Ryan’s experience wasn’t unique: numerous Republican politicians had problems with Trump’s policies or actions but needed his supporters, who constitute a large part of Republican voters. The conflict between principle and pragmatism is very real, and the painfulness of their dilemma has been clear. It has produced flip-flopping and confusing stances (raising the question of whether it’s possible to support a candidate but not endorse him).
If Trump’s supporters desert the Republican party (or the political process) due to disenchantment with the behavior of its leaders, the party may have a hard time pulling together a meaningful following in future elections.
The Republicans’ plan after the defeat of Mitt Romney in 2012 centered around increasing its appeal to women and Hispanics and other minorities. In this campaign, however, that effort probably went into reverse.
I think the Republican party faces real issues. And my point here is that our country needs two strong parties, not an elected dictatorship. With two strong parties there can be an active debate of ideas, and neither is able to operate unopposed in a Washington devoid of meaningful resistance. The complete opposite of gridlock – free rein – isn’t desirable either.

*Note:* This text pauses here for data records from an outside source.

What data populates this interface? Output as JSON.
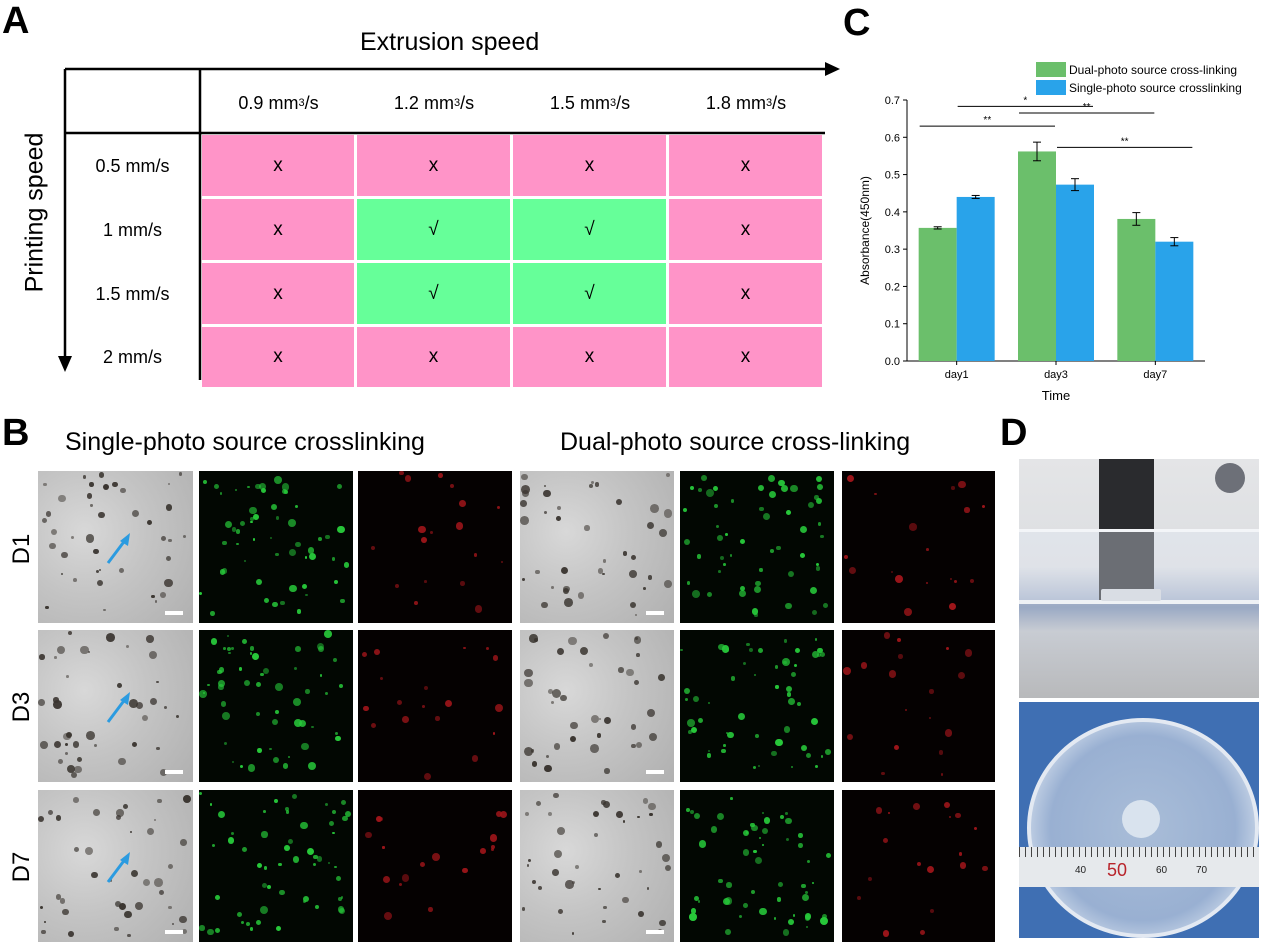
{
  "panels": {
    "a": "A",
    "b": "B",
    "c": "C",
    "d": "D"
  },
  "panel_a": {
    "x_axis_title": "Extrusion speed",
    "y_axis_title": "Printing speed",
    "extrusion_speeds": [
      {
        "num": "0.9 mm",
        "sup": "3",
        "unit": "/s"
      },
      {
        "num": "1.2 mm",
        "sup": "3",
        "unit": "/s"
      },
      {
        "num": "1.5 mm",
        "sup": "3",
        "unit": "/s"
      },
      {
        "num": "1.8 mm",
        "sup": "3",
        "unit": "/s"
      }
    ],
    "printing_speeds": [
      "0.5 mm/s",
      "1 mm/s",
      "1.5 mm/s",
      "2 mm/s"
    ],
    "cells": [
      [
        "x",
        "x",
        "x",
        "x"
      ],
      [
        "x",
        "√",
        "√",
        "x"
      ],
      [
        "x",
        "√",
        "√",
        "x"
      ],
      [
        "x",
        "x",
        "x",
        "x"
      ]
    ],
    "colors": {
      "fail": "#ff94c8",
      "pass": "#66ff99"
    }
  },
  "panel_b": {
    "left_title": "Single-photo source crosslinking",
    "right_title": "Dual-photo source cross-linking",
    "rows": [
      "D1",
      "D3",
      "D7"
    ],
    "arrow_color": "#2b9be0"
  },
  "chart_data": {
    "type": "bar",
    "categories": [
      "day1",
      "day3",
      "day7"
    ],
    "series": [
      {
        "name": "Dual-photo source cross-linking",
        "values": [
          0.357,
          0.562,
          0.381
        ],
        "errors": [
          0.003,
          0.025,
          0.017
        ],
        "color": "#6bbf6b"
      },
      {
        "name": "Single-photo source crosslinking",
        "values": [
          0.44,
          0.473,
          0.32
        ],
        "errors": [
          0.004,
          0.016,
          0.011
        ],
        "color": "#29a3ea"
      }
    ],
    "xlabel": "Time",
    "ylabel": "Absorbance(450nm)",
    "ylim": [
      0.0,
      0.7
    ],
    "yticks": [
      "0.0",
      "0.1",
      "0.2",
      "0.3",
      "0.4",
      "0.5",
      "0.6",
      "0.7"
    ],
    "legend_position": "top-right",
    "significance": [
      {
        "label": "**",
        "from": "day1 Dual-photo source cross-linking",
        "to": "day3 Dual-photo source cross-linking"
      },
      {
        "label": "*",
        "from": "day1 Single-photo source crosslinking",
        "to": "day3 Single-photo source crosslinking"
      },
      {
        "label": "**",
        "from": "day3 Dual-photo source cross-linking",
        "to": "day7 Dual-photo source cross-linking"
      },
      {
        "label": "**",
        "from": "day3 Single-photo source crosslinking",
        "to": "day7 Single-photo source crosslinking"
      }
    ]
  },
  "panel_d": {
    "ruler_labels": [
      "40",
      "50",
      "60",
      "70"
    ],
    "ruler_highlight": "50"
  }
}
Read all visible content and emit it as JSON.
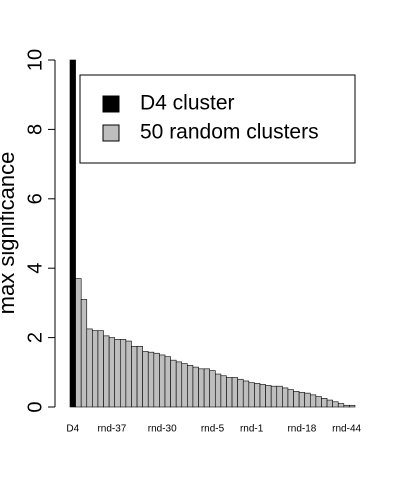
{
  "chart_data": {
    "type": "bar",
    "ylabel": "max significance",
    "ylim": [
      0,
      10
    ],
    "yticks": [
      0,
      2,
      4,
      6,
      8,
      10
    ],
    "legend": [
      {
        "name": "D4 cluster",
        "color": "#000000"
      },
      {
        "name": "50 random clusters",
        "color": "#bebebe"
      }
    ],
    "categories": [
      "D4",
      null,
      null,
      null,
      null,
      null,
      null,
      "rnd-37",
      null,
      null,
      null,
      null,
      null,
      null,
      null,
      null,
      "rnd-30",
      null,
      null,
      null,
      null,
      null,
      null,
      null,
      null,
      "rnd-5",
      null,
      null,
      null,
      null,
      null,
      null,
      "rnd-1",
      null,
      null,
      null,
      null,
      null,
      null,
      null,
      null,
      "rnd-18",
      null,
      null,
      null,
      null,
      null,
      null,
      null,
      "rnd-44",
      null
    ],
    "values": [
      10,
      3.7,
      3.1,
      2.25,
      2.2,
      2.2,
      2.05,
      2.0,
      1.95,
      1.95,
      1.9,
      1.75,
      1.75,
      1.6,
      1.58,
      1.55,
      1.5,
      1.45,
      1.35,
      1.3,
      1.25,
      1.2,
      1.15,
      1.1,
      1.1,
      1.05,
      0.95,
      0.9,
      0.85,
      0.85,
      0.8,
      0.75,
      0.7,
      0.68,
      0.65,
      0.62,
      0.6,
      0.6,
      0.55,
      0.5,
      0.45,
      0.42,
      0.4,
      0.35,
      0.3,
      0.25,
      0.2,
      0.15,
      0.1,
      0.05,
      0.05
    ]
  }
}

On November 2, John Cassidy wrote in The New Yorker of:
It’s very much worth noting that the electoral map showing who’s expected to win which states has the West Coast, the Northeast and the Upper Midwest quite solid for Clinton and a broad swath down the middle of the country for Trump. The regions’ differences from each other are very significant, with the people in Trump country more likely to live rural lives, to have been born in the U.S. (and often in the same town in which they now live), and to have worked in manufacturing. These differences contribute to the divide described above.
The political arena this year seems like a battlefield, divided much more than usual by antagonism, incivility, anger and downright hatred. Elites, establishments, experts, incumbents, insiders, internationalists and political correctness all came under attack, with no one to defend them. Slow economic growth – accentuated by continuing automation and international trade – is likely to continue to leave dissatisfaction within the working class. And after having seen behavioral norms wiped away in the first x-rated campaign – and doubts raised about the impartiality of the FBI and even the fairness of our elections – large numbers of people may be left alienated. When the election is over, these things are likely to remain the case.
But as I look forward, I see the need for constructive, bipartisan governmental action. Is that wishful thinking? Winning future elections could become a function of producing solutions, and that in turn could lead to cooperation and compromise between the two parties. I’ll use a rarely seen word to describe my dream: comity. Its definition makes it perfect for this use: “courtesy and considerate behavior toward others.”
The environment described above doesn’t feel like one that encourages comity or one in which the parties can function internally and work together. Therefore we might have to hope that politicians will conclude not only that the future of the country requires bipartisanship, but that their own success does as well.
Unlikely? Perhaps. But after a post-election memo in 2012 that proved far too optimistic, I say, “why quit now?”